Sur le parking de la cité voisine, une dame nourrit les chats chaque matin.

Vers dix heures, elle dépose deux assiettes remplies de victuailles sur un coin de trottoir. Cinq ou six félins bondissent aussitôt de leur cachette pour se régaler. Parfois, quelques pigeons s’invitent au festin, tolérés par les matous magnanimes.

On imagine trop rapidement que ces femmes nourrissant discrètement les matous sont de vieilles originales un peu fol-dingues, des anachorètes misanthropes, préférant la compagnie des animaux à celle des hommes. Quelques-unes, peut-être. Mais pas la plupart. 

Elles (et ils, même si les messieurs aux chats sont plus rares) rendent un service précieux à la communauté, aussi méconnu que sous-estimé.

Car il y en a beaucoup des chats, dans nos villes. Sauvages ou bien abandonnés, ils vivent dans nos parcs et jardins, les terrains vagues, les chantiers. Nous les apercevons parfois à l’aurore, lorsque nous partons travailler. Ou tard dans la nuit, quand nous retrouvons le chemin de nos foyers. Mais la plupart du temps, ils sont invisibles. Ils se cachent.

Lorsqu’ils prolifèrent quelque part, semant la pagaille dans les poubelles pour dégoter de la nourriture, la fourrière intervient pour les piquer. Mais il suffit que quelques-uns survivent et se reproduisent pour qu’ils se multiplient à nouveau. Sauf lorsqu’une dame aux chats intervient. 

Ensemble, elles forment un réseau secret de “nourrisseuses”. Dans leur quartier, elles attrapent les chats errants, les stérilisent et tatouent. Les félins ainsi identifiés ont le statut de “chat libre”. La fourrière ne les embarque plus. Les nourrisseuses placent également les éventuels chatons à l’adoption.
La communauté de chats est ainsi stabilisée. Elle protège son territoire en chassant les autres matous errants. Alimentés, ses membres cessent de fouiller les ordures.

Sylvie, la dame aux chats du parking, a découvert le réseau des nourrisseuses il y a quelques années, au hasard d’un article. Leur action l’a émue. Ces personnes offrant leur temps sans en faire la publicité ni s’en vanter sur les réseaux sociaux, cet engagement discret et utile lui ont donné envie de sauter le pas elle aussi.

Elle a contacté l’association de chat libre la plus proche de chez elle et a rejoint la communauté secrète. Celle des anges gardiens veillant sur nos chats.

Sylvie est conductrice de bus. Tous les jours, à midi, elle rejoint le dépôt ivryen de la RATP, à quelques centaines de mètres de chez elle. Sa ligne est le 125, Porte d’Orléans – Ecole vétérinaire de Maison Alfort.

Avant son service, elle nourrit les chats de la cité. Elle a donné un nom à chacun : Babouche, Minouchette, Caramel, Johnny, Coco, Salomon et Jacques Chirac. Elle a toujours eu un faible pour l’ancien président de la République.

L’association l’a mise en relation avec Marc Holowitz, vétérinaire au Kremlin-Bicêtre : il stérilise, vaccine et tatoue gratuitement les félins qu’elle lui apporte. Au fil des mois, ils sont devenus amis.

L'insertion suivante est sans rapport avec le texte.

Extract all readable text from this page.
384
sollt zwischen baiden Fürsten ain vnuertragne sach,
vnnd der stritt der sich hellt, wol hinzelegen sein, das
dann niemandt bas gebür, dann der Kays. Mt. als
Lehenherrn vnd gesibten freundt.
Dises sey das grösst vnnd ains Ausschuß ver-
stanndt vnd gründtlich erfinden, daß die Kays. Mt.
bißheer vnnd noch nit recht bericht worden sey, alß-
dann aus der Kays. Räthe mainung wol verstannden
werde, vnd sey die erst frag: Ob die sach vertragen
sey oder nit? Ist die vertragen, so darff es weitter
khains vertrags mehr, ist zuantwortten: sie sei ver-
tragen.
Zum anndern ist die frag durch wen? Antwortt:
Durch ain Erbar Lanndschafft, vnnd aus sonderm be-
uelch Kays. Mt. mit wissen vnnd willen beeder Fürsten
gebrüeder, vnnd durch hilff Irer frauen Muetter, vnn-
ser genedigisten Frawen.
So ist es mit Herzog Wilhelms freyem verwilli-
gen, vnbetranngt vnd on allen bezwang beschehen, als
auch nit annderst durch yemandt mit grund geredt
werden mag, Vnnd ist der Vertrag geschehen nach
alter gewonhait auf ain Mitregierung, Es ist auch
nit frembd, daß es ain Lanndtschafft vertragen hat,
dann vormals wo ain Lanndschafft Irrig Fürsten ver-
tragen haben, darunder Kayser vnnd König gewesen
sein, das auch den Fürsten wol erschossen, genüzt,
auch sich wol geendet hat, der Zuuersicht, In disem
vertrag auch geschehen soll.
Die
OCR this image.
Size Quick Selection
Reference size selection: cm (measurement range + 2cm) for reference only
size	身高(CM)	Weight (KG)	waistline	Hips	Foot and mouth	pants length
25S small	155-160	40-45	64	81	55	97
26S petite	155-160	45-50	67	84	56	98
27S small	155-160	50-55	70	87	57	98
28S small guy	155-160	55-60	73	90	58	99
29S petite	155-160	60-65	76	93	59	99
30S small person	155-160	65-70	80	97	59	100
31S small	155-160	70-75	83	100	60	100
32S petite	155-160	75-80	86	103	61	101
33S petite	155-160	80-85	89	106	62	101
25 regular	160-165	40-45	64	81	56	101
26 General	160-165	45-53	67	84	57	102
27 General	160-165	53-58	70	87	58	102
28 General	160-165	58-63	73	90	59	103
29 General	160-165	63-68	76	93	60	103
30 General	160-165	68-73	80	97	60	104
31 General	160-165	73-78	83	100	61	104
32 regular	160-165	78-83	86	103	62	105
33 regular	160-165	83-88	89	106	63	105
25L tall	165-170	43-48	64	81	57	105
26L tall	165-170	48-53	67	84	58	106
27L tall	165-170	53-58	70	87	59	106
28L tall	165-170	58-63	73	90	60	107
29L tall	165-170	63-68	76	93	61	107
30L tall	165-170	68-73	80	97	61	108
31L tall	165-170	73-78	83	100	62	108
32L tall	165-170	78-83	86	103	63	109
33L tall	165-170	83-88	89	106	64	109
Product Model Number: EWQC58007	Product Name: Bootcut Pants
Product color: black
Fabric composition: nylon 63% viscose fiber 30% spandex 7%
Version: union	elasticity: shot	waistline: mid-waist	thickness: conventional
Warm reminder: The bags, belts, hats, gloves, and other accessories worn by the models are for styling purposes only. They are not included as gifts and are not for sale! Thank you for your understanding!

Elle aime son humour noir, les quelques cheveux pointant dru sur son crâne dégarni, la douceur avec laquelle il manipule les animaux. Ils se sont promis de prendre un café ensemble, quand tout sera fini. Après la pandémie et le cauchemar du confinement.

Sylvie a tout de suite compris qu’elle était contaminée. Le 15 mars, elle s’est réveillée avec de vilaines courbatures dans le corps et une toux sèche. Tous les ans, elle se vaccine contre la grippe. Par précaution : des centaines de personnes montent tous les jours dans son bus, des jeunes-des vieux-des malades. 

A l’évidence, ses symptômes correspondaient donc à autre chose. Le Coronavirus, forcément. Transmis par l’un de ses passagers.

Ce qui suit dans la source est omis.